The Socialist president has been viewed by some as an anti-business leader, and infuriated entrepreneurs last year by proposing increased taxes on investments. In response, entrepreneurs, calling themselves "pigeons" -- French slang for someone who has been duped -- launched an online opposition campaign that quickly got tens of thousands of "likes" on Facebook, and trended on Twitter.

Hollande, trying to return to the good graces of entrepreneurs, said he was undoing that plan, and simplifying the system.

"There are no less than 40 formulas for dealing with capital gains ... 40 different ones. And now there will be but one," Hollande said.

He enumerated a graded scale for tax breaks on capital gains for entrepreneurs who bought start-ups: 65 percent if the company has been held at least eight years and 50 percent after two years.

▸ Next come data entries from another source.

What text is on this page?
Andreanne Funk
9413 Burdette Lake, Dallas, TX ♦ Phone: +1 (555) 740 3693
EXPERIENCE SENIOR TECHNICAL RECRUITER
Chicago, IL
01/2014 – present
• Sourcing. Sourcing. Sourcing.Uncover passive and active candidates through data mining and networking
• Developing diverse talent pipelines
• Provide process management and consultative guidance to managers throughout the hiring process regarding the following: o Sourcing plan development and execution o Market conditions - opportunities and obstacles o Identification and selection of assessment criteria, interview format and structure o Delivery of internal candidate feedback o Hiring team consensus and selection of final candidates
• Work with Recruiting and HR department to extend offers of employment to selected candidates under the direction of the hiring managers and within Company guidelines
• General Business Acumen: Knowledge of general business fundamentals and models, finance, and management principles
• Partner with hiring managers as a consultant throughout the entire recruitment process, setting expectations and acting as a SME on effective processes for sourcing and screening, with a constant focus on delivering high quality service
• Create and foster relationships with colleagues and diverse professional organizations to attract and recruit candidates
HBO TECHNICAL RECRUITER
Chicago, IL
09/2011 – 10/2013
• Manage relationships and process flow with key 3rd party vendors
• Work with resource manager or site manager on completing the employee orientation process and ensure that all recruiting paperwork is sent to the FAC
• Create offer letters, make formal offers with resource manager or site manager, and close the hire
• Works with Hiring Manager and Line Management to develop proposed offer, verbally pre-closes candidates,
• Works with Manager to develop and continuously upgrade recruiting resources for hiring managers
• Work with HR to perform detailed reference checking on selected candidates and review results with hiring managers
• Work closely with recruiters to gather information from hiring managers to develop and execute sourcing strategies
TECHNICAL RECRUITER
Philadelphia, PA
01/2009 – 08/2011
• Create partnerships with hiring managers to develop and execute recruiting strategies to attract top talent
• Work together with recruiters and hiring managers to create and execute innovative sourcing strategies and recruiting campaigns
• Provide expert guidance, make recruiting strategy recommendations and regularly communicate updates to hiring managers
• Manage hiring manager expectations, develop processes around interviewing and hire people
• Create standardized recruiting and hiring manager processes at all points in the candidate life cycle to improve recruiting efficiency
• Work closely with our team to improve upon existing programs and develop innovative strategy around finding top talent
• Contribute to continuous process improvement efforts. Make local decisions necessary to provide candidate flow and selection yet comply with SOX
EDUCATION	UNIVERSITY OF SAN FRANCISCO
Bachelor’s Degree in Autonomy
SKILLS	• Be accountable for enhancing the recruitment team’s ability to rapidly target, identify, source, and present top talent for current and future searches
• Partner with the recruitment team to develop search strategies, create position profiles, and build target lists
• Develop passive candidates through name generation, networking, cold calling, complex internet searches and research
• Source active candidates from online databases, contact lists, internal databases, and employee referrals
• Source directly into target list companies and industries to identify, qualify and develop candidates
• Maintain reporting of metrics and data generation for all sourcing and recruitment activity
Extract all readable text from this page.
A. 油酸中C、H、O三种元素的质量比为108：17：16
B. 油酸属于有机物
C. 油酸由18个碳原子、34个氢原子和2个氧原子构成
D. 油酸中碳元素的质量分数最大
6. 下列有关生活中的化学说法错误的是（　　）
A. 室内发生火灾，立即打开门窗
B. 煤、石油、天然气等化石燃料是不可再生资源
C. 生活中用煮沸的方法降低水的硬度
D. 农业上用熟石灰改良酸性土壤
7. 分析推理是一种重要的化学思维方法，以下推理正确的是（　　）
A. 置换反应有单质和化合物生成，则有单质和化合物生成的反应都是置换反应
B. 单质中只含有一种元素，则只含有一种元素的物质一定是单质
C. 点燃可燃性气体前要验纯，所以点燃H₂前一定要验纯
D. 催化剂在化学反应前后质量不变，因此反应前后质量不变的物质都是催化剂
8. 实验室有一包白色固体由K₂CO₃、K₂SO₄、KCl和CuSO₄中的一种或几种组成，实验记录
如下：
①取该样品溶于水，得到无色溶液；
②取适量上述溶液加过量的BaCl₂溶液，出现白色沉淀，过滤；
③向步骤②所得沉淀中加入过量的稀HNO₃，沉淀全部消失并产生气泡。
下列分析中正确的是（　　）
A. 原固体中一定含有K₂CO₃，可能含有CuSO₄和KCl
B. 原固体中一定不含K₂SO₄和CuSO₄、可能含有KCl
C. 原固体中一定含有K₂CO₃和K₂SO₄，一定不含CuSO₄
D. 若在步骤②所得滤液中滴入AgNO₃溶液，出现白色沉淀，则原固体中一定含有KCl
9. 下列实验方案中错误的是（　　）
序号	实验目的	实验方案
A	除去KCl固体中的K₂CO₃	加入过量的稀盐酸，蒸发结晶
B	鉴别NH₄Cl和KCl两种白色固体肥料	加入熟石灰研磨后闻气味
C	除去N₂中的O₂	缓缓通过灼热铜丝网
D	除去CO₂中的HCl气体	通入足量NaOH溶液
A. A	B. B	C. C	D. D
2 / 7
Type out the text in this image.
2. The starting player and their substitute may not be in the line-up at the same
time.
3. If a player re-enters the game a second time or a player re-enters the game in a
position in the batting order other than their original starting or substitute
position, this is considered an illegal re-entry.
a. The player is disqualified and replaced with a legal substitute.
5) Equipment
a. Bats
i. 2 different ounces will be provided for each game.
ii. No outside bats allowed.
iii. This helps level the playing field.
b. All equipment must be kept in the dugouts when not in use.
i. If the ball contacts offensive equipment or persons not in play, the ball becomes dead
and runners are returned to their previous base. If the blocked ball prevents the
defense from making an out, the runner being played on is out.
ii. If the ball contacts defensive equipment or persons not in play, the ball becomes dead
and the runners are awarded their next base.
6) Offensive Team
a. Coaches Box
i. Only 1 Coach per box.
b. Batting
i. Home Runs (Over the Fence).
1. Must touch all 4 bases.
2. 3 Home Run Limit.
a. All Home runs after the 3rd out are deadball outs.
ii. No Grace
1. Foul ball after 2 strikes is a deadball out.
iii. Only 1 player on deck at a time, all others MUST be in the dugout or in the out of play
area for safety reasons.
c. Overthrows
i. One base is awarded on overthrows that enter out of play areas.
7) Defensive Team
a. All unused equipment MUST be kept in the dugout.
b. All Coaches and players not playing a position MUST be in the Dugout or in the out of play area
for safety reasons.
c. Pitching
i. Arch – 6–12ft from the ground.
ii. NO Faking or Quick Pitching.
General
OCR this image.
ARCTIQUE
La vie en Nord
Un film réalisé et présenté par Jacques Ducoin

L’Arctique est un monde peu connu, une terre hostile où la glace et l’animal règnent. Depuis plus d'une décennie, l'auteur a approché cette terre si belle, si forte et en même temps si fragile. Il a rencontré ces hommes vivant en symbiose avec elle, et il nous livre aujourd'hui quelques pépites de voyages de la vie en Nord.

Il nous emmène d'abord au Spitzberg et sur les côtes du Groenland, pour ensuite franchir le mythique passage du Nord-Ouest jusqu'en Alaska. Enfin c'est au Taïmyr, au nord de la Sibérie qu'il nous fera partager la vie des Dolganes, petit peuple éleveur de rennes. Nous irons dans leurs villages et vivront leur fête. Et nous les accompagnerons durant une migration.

The tax advantage rises to 85 percent when companies are less than 10 years old, are being passed on to family members, or the owner is retiring.

Experts say Hollande's initial plan would have meant an effective tax rate of 60 percent, compared with 15 percent on U.S. capital gains.

Hollande called the new system "balanced," ''just," and "durable."

"It is enterprises that create wealth and, therefore, jobs," the president said.

France has been raising taxes to fill a 30-billion-euro hole in the budget and meet a deficit target of 3 percent -- set by the eurozone -- of its 1.8 trillion-euro gross domestic product.

But small and medium-sized companies are the biggest creators of jobs and drivers of economic growth, and make up 99 percent of businesses in France and the European Union as a whole.

Other measures aimed at boosting the entrepreneurial spirit in France include wiping out the Bank of France notes on companies that fail "so that one can have a second or a third chance" and creating "international houses," starting in the United States and in Asia, to help medium-sized French companies to branch out abroad or encourage exports.

He did not provide details or say when the government-run "international houses" would be in place.